The ABYSS HUDF WFC3/IR project
The ABYSS HUDF project (Borlaff et al. 2019) is a new reduction of the Hubble Ultra Deep Field WFC3/IR data optimised for the study of the Low Surface Brightness Universe. Based on the HST near-IR observations of HUDF09 (α = 3h 32m 39.0s, δ = 27º 47' 29:1", J2000, Bouwens et al. 2011), HUDF12 (Koekemoer et al. 2013) and XDF (Illingworth et al. 2013) follow-up projects, we created a new version of the F105W, F125W, F140W, and F160W mosaics, paying special attention to preserve the properties of the low surface brightness regions around the extended objects.
Update (12/11/2018): The main paper has been accepted for publication on Astronomy & Astrophysics. The accepted version is freely available on ArXiV.
First release of the ABYSS HUDF mosaics: Download the V1.0 version of the ABYSS HUDF mosaics (data section).
In order to improve the quality of the previous reductions, we focused in four major points:
- Creation of dedicated sky-flat fields for each filter, using WFC3/IR science exposures taken at the same epoch than those of the HUDF (Pirzkal et al. 2011, Trujillo & Fliri 2016)
- Improved modelling and removal of nIR persistence contamination (Long et al. 2015).
- Correction of residual gradients through non-parametric noise-based methods (GNUAstro's NoiseChisel, Akhlaghi et al. 2015)
- Careful sky background correction based on robust statistics and source masking.

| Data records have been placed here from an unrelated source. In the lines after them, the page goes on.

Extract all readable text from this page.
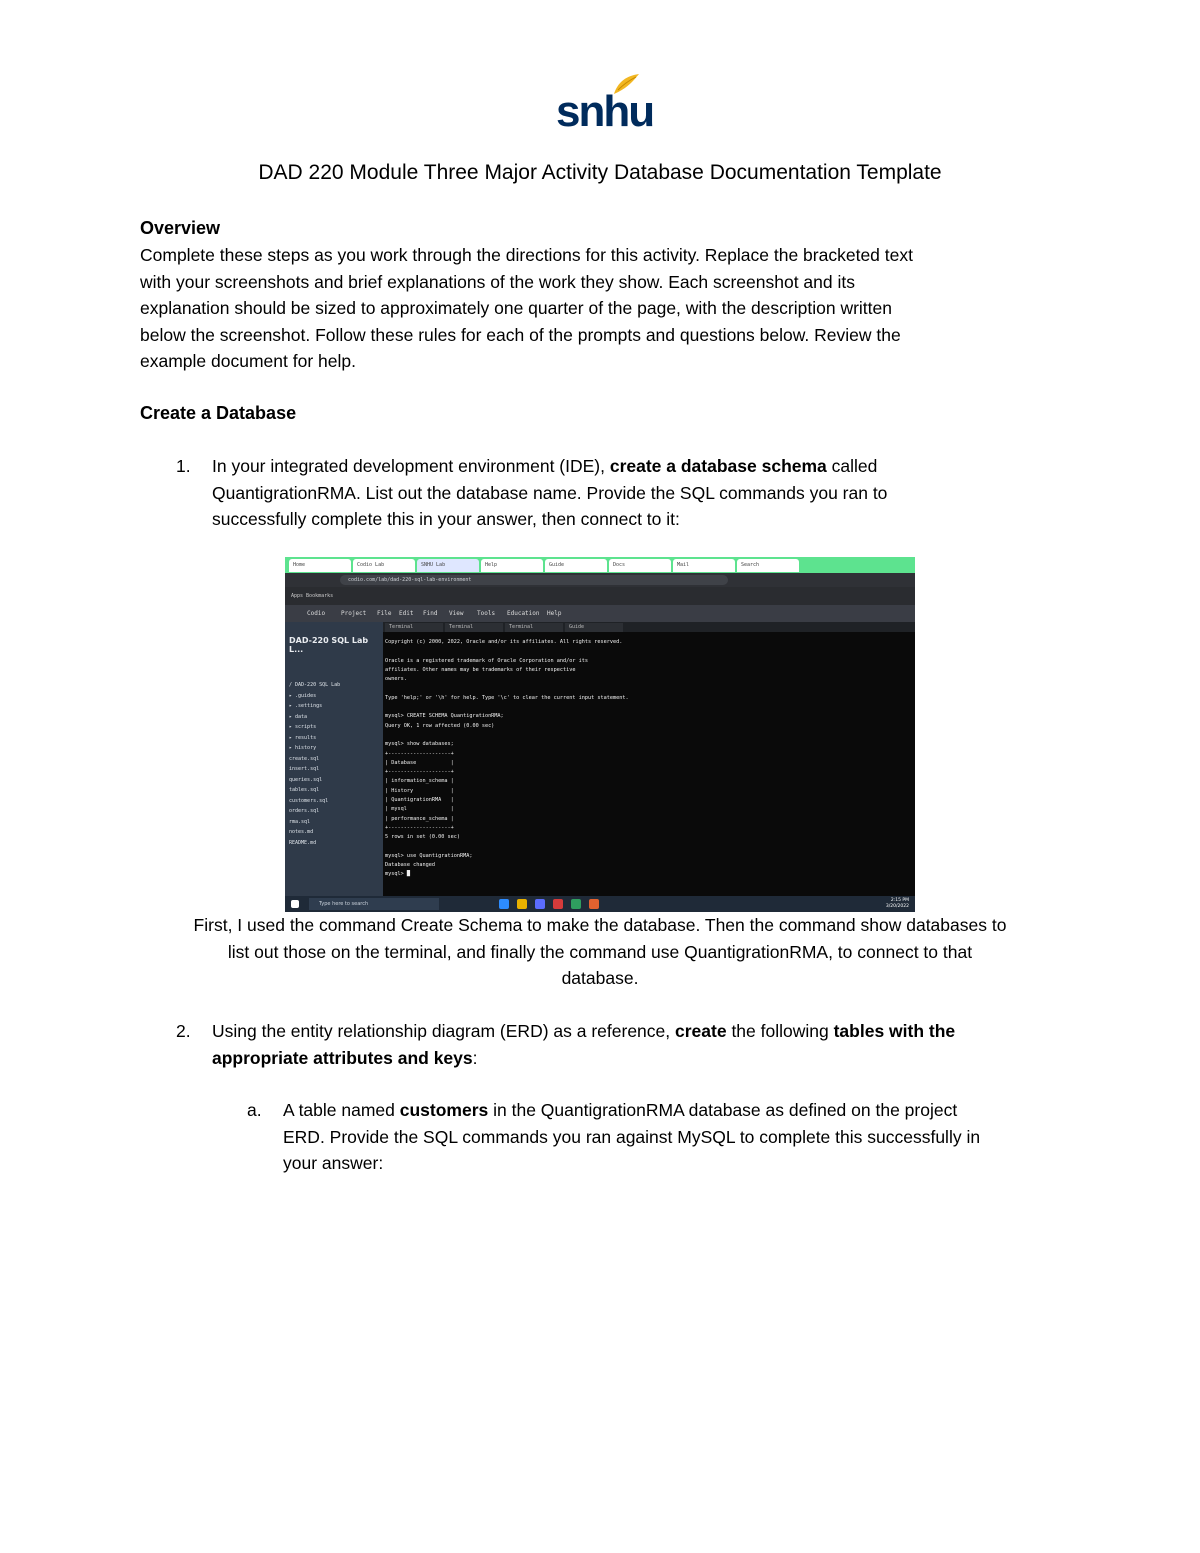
snhu
DAD 220 Module Three Major Activity Database Documentation Template
Overview
Complete these steps as you work through the directions for this activity. Replace the bracketed text
with your screenshots and brief explanations of the work they show. Each screenshot and its
explanation should be sized to approximately one quarter of the page, with the description written
below the screenshot. Follow these rules for each of the prompts and questions below. Review the
example document for help.
Create a Database
1. In your integrated development environment (IDE), create a database schema called
QuantigrationRMA. List out the database name. Provide the SQL commands you ran to
successfully complete this in your answer, then connect to it:
Home	Codio Lab	SNHU Lab	Help	Guide	Docs	Mail	Search
codio.com/lab/dad-220-sql-lab-environment
Apps Bookmarks
Codio	Project File Edit Find View Tools Education Help
DAD-220 SQL Lab L...
/ DAD-220 SQL Lab
▸ .guides
▸ .settings
▸ data
▸ scripts
▸ results
▸ history
create.sql
insert.sql
queries.sql
tables.sql
customers.sql
orders.sql
rma.sql
notes.md
README.md
Terminal	Terminal	Terminal	Guide
Copyright (c) 2000, 2022, Oracle and/or its affiliates. All rights reserved.
Oracle is a registered trademark of Oracle Corporation and/or its
affiliates. Other names may be trademarks of their respective
owners.
Type 'help;' or '\h' for help. Type '\c' to clear the current input statement.
mysql> CREATE SCHEMA QuantigrationRMA;
Query OK, 1 row affected (0.00 sec)
mysql> show databases;
+--------------------+
| Database           |
+--------------------+
| information_schema |
| History            |
| QuantigrationRMA   |
| mysql              |
| performance_schema |
+--------------------+
5 rows in set (0.00 sec)
mysql> use QuantigrationRMA;
Database changed
mysql> █
Type here to search
2:15 PM
3/20/2022
First, I used the command Create Schema to make the database. Then the command show databases to
list out those on the terminal, and finally the command use QuantigrationRMA, to connect to that
database.
2. Using the entity relationship diagram (ERD) as a reference, create the following tables with the
appropriate attributes and keys:
a. A table named customers in the QuantigrationRMA database as defined on the project
ERD. Provide the SQL commands you ran against MySQL to complete this successfully in
your answer:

In this project we have reviewed many of these systematic effects and applied the methods on the deepest image of the Universe ever taken, the HUDF, creating our own version called ABYSS: a low surface brightness reduction for the HUDF WFC3/IR mosaics. We will make the results and the calibration files publicly available to the community - as well as the ABYSS pipeline (stand by for release and updates), hoping to promote further analysis and improvements to the proposed reduction methods.